New Research: Creatine Combinations
A 2012 study published in the journal Amino Acids compared the ingestion of creatine monohydrate, betaine (a form of the amino acid glycine) and their combination against a placebo for changes in intramuscular phosphocreatine content and strength performance (del Favero, Roschel et al. 2012). Over a 10-day period, study participants supplemented with either betaine (2 grams/day), creatine (20 grams/day) or a combination of betaine and creatine. As expected, supplementation with creatine (whether betaine was provided or not) significantly increased the power output during the squat exercise and these changes were found to be significantly greater than the changes made with the placebo group. Upper-body power using the bench press was also found to be significantly increased when creatine was added to the diet. In addition to increasing upper-body and lower-body power production, creatine supplementation led to significantly greater increases in maximal upper-body and lower-body strength as well. So the jury may still be out on betaine, but creatine monohydrate is still passing the strength-increase test with flying colors.
Beta Alanine Plus Creatine: Maximized Performance
Recent research also suggests that beta alanine and creatine monohydrate, taken in tandem, may help your body produce more energy and withstand accumulation of performance-decreasing fatigue.
A recent study published in the Journal of Sports Medicine and Physical Fitness had forty-four young (20 – 22 years), healthy untrained men supplement daily with either a placebo, creatine monohydrate (5 grams), beta alanine (1.6 grams) or beta alanine plus creatine for approximately one month (Okudan, Belviranli et al. 2014). All of the participants completed three consecutive thirty-second sprints on a cycle ergometer to determine their maximal power output while cycling. After supplementing with creatine, peak power production during the 2nd and 3rd cycle tests were found to be significantly greater when compared to the peak power production before the study was started.
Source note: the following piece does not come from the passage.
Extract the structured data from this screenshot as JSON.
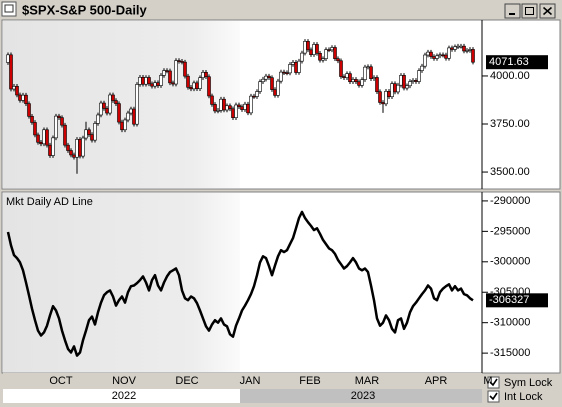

When average power production was compared for all three cycle bouts before and after the one month supplementation period, the combination of beta alanine and creatine monohydrate was responsible for significantly increasing all of these values. The authors concluded that supplementing with creatine significantly increases peak power production rates, while combining beta alanine with creatine can significantly improve power production after one month of supplementation.
Supplement Quality Is Essential
To maximize the benefits of creatine supplementation, try supplementing twenty grams per day of creatine in the preferred (and most credibly researched) creatine monohydrate form from a reputable manufacturer. You might also want to consider a premium-quality pre-workout formula that contains a clinically indicated dosage of beta alanine.
Increased power production and steady enhancements in workout productivity, driven in part by creatine monohydrate supplementation, is an anabolic recipe for new growth. Are you stuck on a plateau? Look to creatine monohydrate to shift your muscle mass increase into a new gear.
Del Favero, S., H. Roschel, G. Artioli, C. Ugrinowitsch, V. Tricoli, A. Costa, R. Barroso, A. L. Negrelli, M. C. Otaduy, C. da Costa Leite, A. H. Lancha-Junior and B. Gualano (2012). “Creatine but not betaine supplementation increases muscle phosphorylcreatine content and strength performance.” Amino Acids 42(6): 2299-2305.
Okudan, N., M. Belviranli, H. Pepe and H. Gokbel (2014). “The effects of beta alanine plus creatine administration on performance during repeated bouts of supramaximal exercise in sedentary men.” J Sports Med Phys Fitness.